Blog Post

Making Sense of Election 2016 & Digital Political Communication

Making Sense of Election 2016 & Digital Political Communication

Hi all,

Last week I attended the conference "Making Sense of Election 2016," which was organized by the Aggie Agora team and the Texas A&M University. The meeting included relevant keynote speakers in the fields of political science and communication, such as Julia Azari, Daniel Kreiss, John Murphy, and Jennifer Stromer-Galley. The main idea of the conference was to gather these famous scholars and doctoral students in order to make sense of the last election, with an emphasis on the political communication dimension.

In particular, I was interested in listening to Daniel Kreiss and Jennifer Stromer-Galley presentations. Both are scholars that study political communication from quantitative and qualitative perspectives, which is pretty rare in the political communication field. 

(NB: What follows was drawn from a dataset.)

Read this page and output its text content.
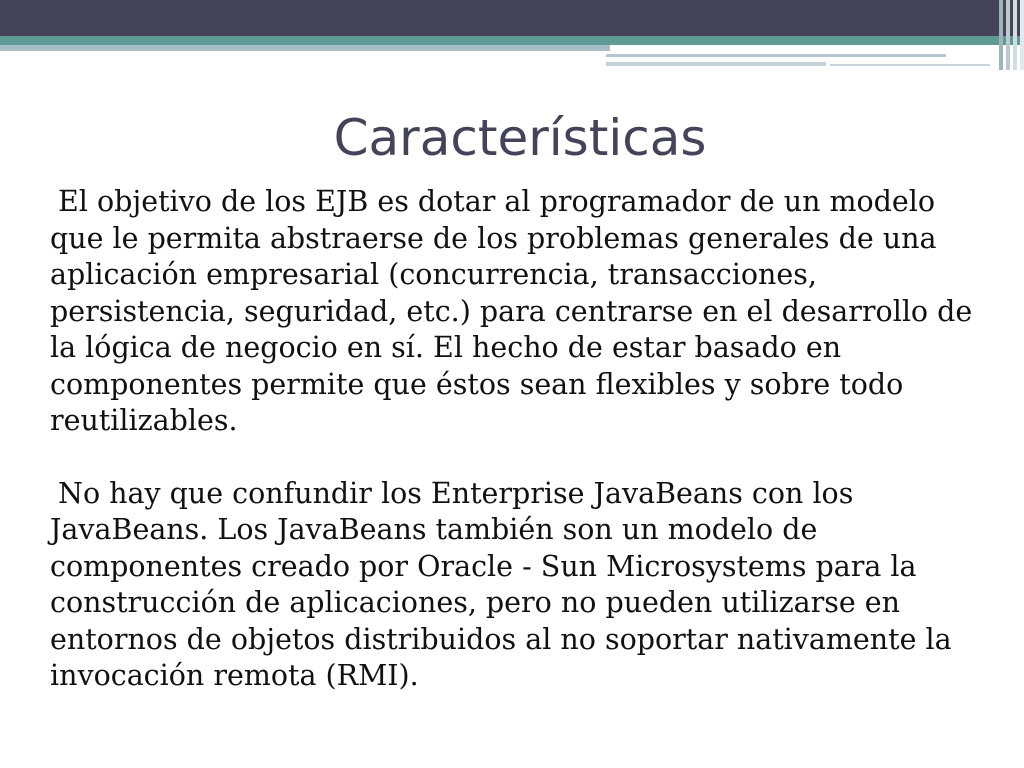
Características

El objetivo de los EJB es dotar al programador de un modelo que le permita abstraerse de los problemas generales de una aplicación empresarial (concurrencia, transacciones, persistencia, seguridad, etc.) para centrarse en el desarrollo de la lógica de negocio en sí. El hecho de estar basado en componentes permite que éstos sean flexibles y sobre todo reutilizables.

No hay que confundir los Enterprise JavaBeans con los JavaBeans. Los JavaBeans también son un modelo de componentes creado por Oracle - Sun Microsystems para la construcción de aplicaciones, pero no pueden utilizarse en entornos de objetos distribuidos al no soportar nativamente la invocación remota (RMI).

Daniel Kreiss presented his research about how political parties and candidates use digital media tools for organizing its internal and external activities. By and large, he concluded that technology and data drive most of the strategies and decisions of a political campaign. There were two relevant concepts in this presentation. First, parties are constituted by massive databases that contain the names, addresses and personal information of millions of citizens. Parties are not, as they used to be in the past, organizations that congregate people in physical spaces. Currently, parties are small groups of individuals managing their constituencies through different digital technologies. Second, these databases are growing in its content. Every day, political parties gather data from citizens. According to Kreiss, parties are trying to create a "unified view of citizens," a concept that he uses to explain how political parties are increasing their micro-targeting strategies. The primary goal of the political parties is to have enough information of each citizen in order to create personalized messages. Here is a Storify of Kreiss presentation: 

“Trumps Tweets and Other Tremendous Tales: Lessons from Illuminating 2016,” was the name of Jennifer Stromer-Galley’s presentation. She presented a large-scale research project that is called “Illuminating 2016." The main objective of this project is to analyze all the Facebook and Twitter posts that the primary and general election candidates. Her fundamental research question is to understand what are the candidates doing in social media. She draws from previous research and explains that by and large, candidates and politicians, in general, do not use the Internet for democratic purposes. The use digital technologies to broadcast messages, for collecting data from Internet users, for controlling their messages, to attack their opponents, and for building their political images. Here are three interesting facts and reflections that were part of Stromer-Galley's presentation: 1. Contrary to what many of us thought, Clinton was the one candidate who created more attacks on the Internet. She presented more attacks on Trump, than Trump to Clinton. Of course, this is only a quantitative measure of the campaigns. It is important to also reflect on the characteristics and qualities of these attacks. 2. Campaigns tend to use Facebook for engaging with the community and Twitter for attacking opponents. 3. According to this research, "sentiment analysis" has proved to be a bad research tool for political communication. Communication researchers, she explained, should be able to make the difference between information and speech acts. It has been tough to analyze political communication with dictionaries and lexicons that are not created specifically for certain speech acts. Thus, automated content analysis works when researchers have the time and resources to build systems based in machine-learning, but especially understanding that each speech act and communicative situation require a new analyzing tool. Here is a Storify of Stromer-Galley’s presentation: 

Finally, I presented my research, which deals on how Hillary Clinton used the Internet to communicate, in Spanish, to the Latino community during the elections. Soon I will post more detailed information about my research. Here is a Storify my presentation: 



Hi Juan— reading about the Daniel Kreiss presentation reminded me of a book written about the 1896 Presidential election, Realigning America: McKinley, Bryan, and the Remarkable Election of 1896 by historian R. Hal Williams. Williams argues that this election brought fundamental realignments in American politics. One of his major points is that the election saw the transition from the “military style” of campaigning (basically parading through the streets for your candidate) to “education style” (advertisements, publicity, pamphlets, and reasoned discussion). It was interesting to see how political campaigns have again transitioned, now divorced from physical space and driven by technology and data. It seemed like a really neat conference! 


Hi Ali, thanks for recommending this book! I will definitively read this piece for my dissertation!